Abstract
The combinatorial scale of amino-acid sequence-space has traditionally precluded substantive study of the full protein sequence-structure map. It remains unknown, for instance, how much of the vast uncharted landscape of far-from-natural sequences encodes the familiar ensemble of natural folds in a fashion consistent with the laws of biophysics but seemingly untouched by evolution on Earth. The scale of sequence perturbations required to access these spaces exceeds the reach of even gold-standard experimental approaches such as directed evolution. We surpass this limitation guided by the innate capacity of protein language models (pLMs) to explore sequences outside their natural training data through generation and self-feedback. We recast pLMs as probes that explore into regions of protein “deep space” that possess little-to-no detectable homology to natural examples, while enforcing core structural constraints, in a novel sequence design approach that we term “foldtuning.” We build a library of foldtuned pLMs for >700 natural folds in the SCOP database, covering numerous high-priority targets for synthetic biology, including GPCRs and small GTPases, composable cell-surface-receptor and DNA-binding domains, and small signaling/regulatory domains. Candidate proteins generated by foldtuned pLMs reflect distinctive new “rules of language” for sequence innovation beyond detectable homology to any known protein and sample subtle structural alterations in a manner reminiscent of natural structural evolution and diversification. Experimental validation of two markedly different fold targets; the tyrosine-kinase- and small-GTPase-regulating SH3 domain and the bacterial RNase inhibitor barstar demonstrates that fold-tuning proposes protein variants that express and fold stably in vitro and function in vivo.

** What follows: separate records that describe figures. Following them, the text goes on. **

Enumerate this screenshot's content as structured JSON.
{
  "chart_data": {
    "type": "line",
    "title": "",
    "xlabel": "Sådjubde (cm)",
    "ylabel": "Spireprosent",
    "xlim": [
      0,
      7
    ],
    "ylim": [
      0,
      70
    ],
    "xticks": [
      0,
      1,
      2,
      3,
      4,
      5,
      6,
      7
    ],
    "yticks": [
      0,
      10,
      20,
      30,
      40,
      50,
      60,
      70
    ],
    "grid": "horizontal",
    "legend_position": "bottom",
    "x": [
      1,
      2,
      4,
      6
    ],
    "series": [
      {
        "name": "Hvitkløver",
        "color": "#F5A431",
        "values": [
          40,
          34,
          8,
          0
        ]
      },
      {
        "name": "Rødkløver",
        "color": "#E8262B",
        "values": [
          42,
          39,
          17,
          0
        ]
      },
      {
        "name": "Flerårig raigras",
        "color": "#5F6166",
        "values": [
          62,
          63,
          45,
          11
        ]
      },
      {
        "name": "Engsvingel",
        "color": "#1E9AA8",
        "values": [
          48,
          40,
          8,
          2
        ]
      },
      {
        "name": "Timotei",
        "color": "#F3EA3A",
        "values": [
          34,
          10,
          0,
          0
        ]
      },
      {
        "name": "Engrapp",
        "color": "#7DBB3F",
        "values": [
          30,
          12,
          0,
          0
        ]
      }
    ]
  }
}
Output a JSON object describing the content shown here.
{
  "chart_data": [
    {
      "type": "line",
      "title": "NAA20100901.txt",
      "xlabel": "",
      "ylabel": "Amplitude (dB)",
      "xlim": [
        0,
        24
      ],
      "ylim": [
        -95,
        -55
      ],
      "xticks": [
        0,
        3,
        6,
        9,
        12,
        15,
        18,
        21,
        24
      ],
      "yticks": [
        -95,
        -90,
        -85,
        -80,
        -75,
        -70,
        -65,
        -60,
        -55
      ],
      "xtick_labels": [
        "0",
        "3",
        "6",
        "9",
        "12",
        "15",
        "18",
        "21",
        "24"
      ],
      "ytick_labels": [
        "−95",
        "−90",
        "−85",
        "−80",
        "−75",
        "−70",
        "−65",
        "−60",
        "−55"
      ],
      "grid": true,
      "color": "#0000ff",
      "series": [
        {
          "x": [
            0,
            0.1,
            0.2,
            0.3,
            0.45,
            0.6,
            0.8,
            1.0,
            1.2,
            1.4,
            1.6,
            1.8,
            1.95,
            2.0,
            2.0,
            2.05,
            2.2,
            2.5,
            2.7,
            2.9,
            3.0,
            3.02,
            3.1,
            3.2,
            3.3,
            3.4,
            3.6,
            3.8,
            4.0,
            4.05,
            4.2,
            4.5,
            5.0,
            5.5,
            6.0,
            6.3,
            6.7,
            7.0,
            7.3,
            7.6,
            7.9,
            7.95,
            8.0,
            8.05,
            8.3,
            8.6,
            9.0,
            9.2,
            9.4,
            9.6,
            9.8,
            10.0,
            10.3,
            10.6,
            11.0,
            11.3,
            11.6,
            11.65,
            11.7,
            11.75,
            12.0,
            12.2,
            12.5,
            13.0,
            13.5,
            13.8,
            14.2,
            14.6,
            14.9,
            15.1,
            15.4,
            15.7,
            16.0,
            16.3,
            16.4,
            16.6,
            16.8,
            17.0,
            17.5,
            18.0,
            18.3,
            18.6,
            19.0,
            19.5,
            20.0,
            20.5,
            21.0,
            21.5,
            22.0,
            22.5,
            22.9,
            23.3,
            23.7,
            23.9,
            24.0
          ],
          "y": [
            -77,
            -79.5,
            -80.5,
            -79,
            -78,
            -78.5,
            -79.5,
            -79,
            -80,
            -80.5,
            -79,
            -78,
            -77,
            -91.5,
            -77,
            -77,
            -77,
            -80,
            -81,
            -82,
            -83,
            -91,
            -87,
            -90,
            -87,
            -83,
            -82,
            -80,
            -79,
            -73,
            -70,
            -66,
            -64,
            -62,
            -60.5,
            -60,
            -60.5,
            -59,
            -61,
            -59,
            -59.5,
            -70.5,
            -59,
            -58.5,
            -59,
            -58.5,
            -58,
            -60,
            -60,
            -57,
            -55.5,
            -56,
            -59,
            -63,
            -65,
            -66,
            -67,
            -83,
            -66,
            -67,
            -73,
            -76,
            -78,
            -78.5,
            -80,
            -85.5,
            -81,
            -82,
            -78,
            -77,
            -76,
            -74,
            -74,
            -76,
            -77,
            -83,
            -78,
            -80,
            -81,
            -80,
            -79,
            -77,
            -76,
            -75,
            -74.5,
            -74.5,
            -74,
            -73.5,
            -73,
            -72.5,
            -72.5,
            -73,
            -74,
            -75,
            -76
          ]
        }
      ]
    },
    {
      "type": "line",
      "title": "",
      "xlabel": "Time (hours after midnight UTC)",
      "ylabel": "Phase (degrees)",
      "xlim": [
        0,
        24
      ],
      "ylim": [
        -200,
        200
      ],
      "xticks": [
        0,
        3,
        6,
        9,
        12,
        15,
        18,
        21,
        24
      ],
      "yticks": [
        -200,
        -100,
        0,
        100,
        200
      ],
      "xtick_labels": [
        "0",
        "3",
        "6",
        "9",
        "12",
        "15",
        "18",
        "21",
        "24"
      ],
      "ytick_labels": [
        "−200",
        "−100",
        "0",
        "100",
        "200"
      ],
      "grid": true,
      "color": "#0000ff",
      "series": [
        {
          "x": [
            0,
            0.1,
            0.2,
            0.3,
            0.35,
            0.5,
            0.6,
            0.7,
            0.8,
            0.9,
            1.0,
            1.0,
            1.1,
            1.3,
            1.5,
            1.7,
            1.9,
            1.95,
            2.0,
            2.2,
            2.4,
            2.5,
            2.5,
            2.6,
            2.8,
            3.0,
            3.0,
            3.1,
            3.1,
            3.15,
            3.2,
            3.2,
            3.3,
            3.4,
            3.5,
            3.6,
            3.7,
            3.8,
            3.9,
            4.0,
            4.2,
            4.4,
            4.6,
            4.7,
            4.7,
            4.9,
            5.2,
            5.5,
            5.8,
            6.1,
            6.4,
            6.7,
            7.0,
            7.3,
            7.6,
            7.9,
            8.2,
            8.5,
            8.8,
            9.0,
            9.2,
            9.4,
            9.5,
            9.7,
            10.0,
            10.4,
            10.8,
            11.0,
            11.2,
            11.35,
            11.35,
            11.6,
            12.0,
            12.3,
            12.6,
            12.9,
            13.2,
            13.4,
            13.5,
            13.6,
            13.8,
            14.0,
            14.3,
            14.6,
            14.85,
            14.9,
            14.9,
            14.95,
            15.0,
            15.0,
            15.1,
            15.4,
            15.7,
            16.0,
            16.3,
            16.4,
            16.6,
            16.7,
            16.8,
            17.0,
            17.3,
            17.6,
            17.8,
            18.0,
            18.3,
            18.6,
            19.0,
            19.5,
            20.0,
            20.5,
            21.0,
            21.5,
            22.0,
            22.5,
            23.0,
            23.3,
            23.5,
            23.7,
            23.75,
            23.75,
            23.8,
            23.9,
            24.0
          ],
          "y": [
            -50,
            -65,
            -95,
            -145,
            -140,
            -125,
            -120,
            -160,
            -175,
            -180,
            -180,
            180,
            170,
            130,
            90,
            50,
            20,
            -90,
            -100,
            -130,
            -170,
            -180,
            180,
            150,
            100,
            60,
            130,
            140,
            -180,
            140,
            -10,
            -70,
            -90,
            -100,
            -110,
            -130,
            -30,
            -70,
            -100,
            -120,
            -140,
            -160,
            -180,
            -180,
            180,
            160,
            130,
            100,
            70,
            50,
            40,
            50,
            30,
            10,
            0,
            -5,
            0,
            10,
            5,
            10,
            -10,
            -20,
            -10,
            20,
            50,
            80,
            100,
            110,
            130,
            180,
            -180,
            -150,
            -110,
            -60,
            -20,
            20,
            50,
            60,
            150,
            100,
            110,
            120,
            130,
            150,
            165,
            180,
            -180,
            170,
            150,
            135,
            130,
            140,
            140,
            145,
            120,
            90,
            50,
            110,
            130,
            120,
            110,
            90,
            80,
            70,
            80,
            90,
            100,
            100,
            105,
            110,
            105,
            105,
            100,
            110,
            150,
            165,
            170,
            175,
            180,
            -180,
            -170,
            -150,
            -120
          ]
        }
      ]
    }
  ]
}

Foldtuning reveals protein sequence-structure information at scale out-side of the context of evolution and promises to push forward the redesign and reconstitution of novel-to-nature synthetic biological systems for applications in health and catalysis.
Competing Interest Statement
The authors have declared no competing interest.
Footnotes
Main text, Figures 1-4, abstract, and methods updated to reflect additional experiments; author list updated to reflect relevant contributions.